News of the looming public pension crisis has become ubiquitous in recent years. But far less noticed or publicized is a similar phenomenon taking place with health-care plans for public employees. There’s been a steady movement in many states to shift ever-larger portions of monthly premiums to the employees themselves. Deductibles have also gone up, as have copayments.
“Because of all the attention paid to the problems in pension plans,” says Wendell Potter, a former health insurance executive who has dealt extensively with insurance in the public sector, “this issue hasn’t gotten nearly as much attention as it deserves. Yet it’s very, very important.”
The backstory here won’t surprise anyone. When health-care costs go up -- as they have for years --insurance rates go up. States are left facing higher bills, but they don’t want to raise revenue or cut spending to pay for them. Result? The states pass a larger and larger portion of the tab on to their employees.
Consider New Jersey. In 2011, the state dramatically changed the way employee premium costs were calculated, moving from a system in which an average employee paid 3.6 percent of premium cost, according to NJ Spotlight, to a sliding scale based on salary. Employees now pay anywhere from 3 percent of their premiums for family coverage (for employees who make less than $25,000 in salary) to a whopping 35 percent (for employees who make over $110,000).

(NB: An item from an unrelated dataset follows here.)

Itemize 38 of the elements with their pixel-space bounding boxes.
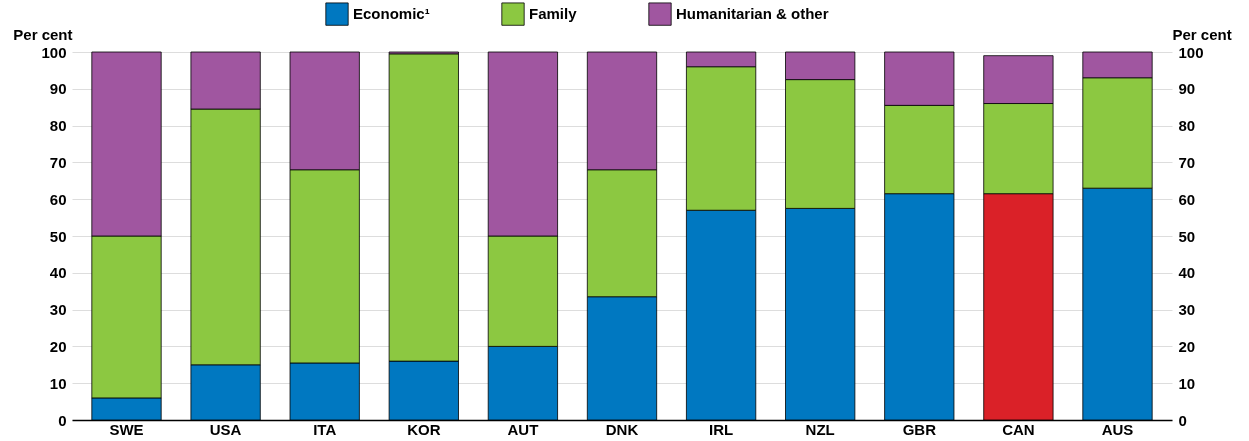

Another example comes from Delaware. Beginning in July 2016, the state upped employees’ share of their premium coverage by about 7 percent. The actual dollar equivalent ranges depending on the plan, but it can run as high as an extra $230 a year.
Then there’s Kentucky. According to the Kentucky Center for Economic Policy, there were particularly large shifts from the state to its employees between 2008 and 2011, when Kentucky increased the required contribution by some 55 percent. Subsequently, the state implemented major increases in deductibles, further increasing employee out-of-pocket costs.
It’s worth pointing out that there’s a great deal of variation in this field. “States have been wildly different in their approach to how much employees pay,” says Richard Cauchi, program director of health for the National Conference of State Legislatures. “Some states have had a tradition for many decades of paying as close to 100 percent of the cost as is feasible. And other states have straightforwardly said it’s an expectation that an employee will pay a substantial amount.”
New York City falls far at the generous end of the spectrum in its health care benefits. The largest city in the country has historically not asked employees for any contributions to health care premiums. One reason for this, says Carol Kellerman, president of the Citizen’s Budget Commission, is that “the public employee labor unions are very powerful in New York City and they are very influential. They’ve made this an extremely important item.”
Other highly unionized cities and states haven’t been as successful. But according to Steven Kreisberg, director of research and collective bargaining for the American Federation of State County and Municipal Employees: "If workers continue to have the freedom to use collective bargaining [for health care benefits], they’re able to protect” those benefits.
Even when employees’ share of their health care premiums haven’t risen by a large percentage, the impact on their out-of-pocket costs can be dramatic. A periodic 1 or 2 percent increase adds up to a tidy sum over time. To make matters worse from the point of view of the employees, even if their required contributions hadn’t increased at all, the ballooning cost of health care in general has made it harder and harder to pay.
Milliman, which is among the world's largest providers of actuarial and related products and services, assembled data for Governing by studying state employee health plans for 30 states. It found that the overall insurance premium growth increases in some states were dramatic, even in just the one-year time frame from 2016 to 2017.
West Virginia, for example, saw its total premiums rise by 15 percent in 2017. Ohio experienced a 13 percent increase; Idaho, 12 percent; Iowa, 10 percent; and Oklahoma and Washington each saw premium costs increase by 8 percent.
The increases in premiums tend to be far higher for family plans than for individual plans, says Richard Ward, senior vice president of the national public sector health practice for Segal Consulting. “They’ve been increasing the cost to families, not individuals, based on policy decisions that consider the obligation to the employee as opposed to the employee’s family.” In other words, states don’t feel like they owe as much to an employee’s spouse and children.
Some states and cities are attempting to keep their health-care costs down by instituting wellness programs, such as smoking cessation efforts. But it’s unclear how much benefit these programs will have, particularly in the near term. “Those things have had varying degrees of success,” says Neil Reichenberg, executive director of the International Public Management Association for Human Resources. “But every year the costs go up. So at the end of the day for state and local governments, it filters down to the budgets. And that means looking at how they can shift costs,” whether to employees or elsewhere.
This story has been updated. A previous version misleadingly characterized the scale of changes in New Jersey's premiums.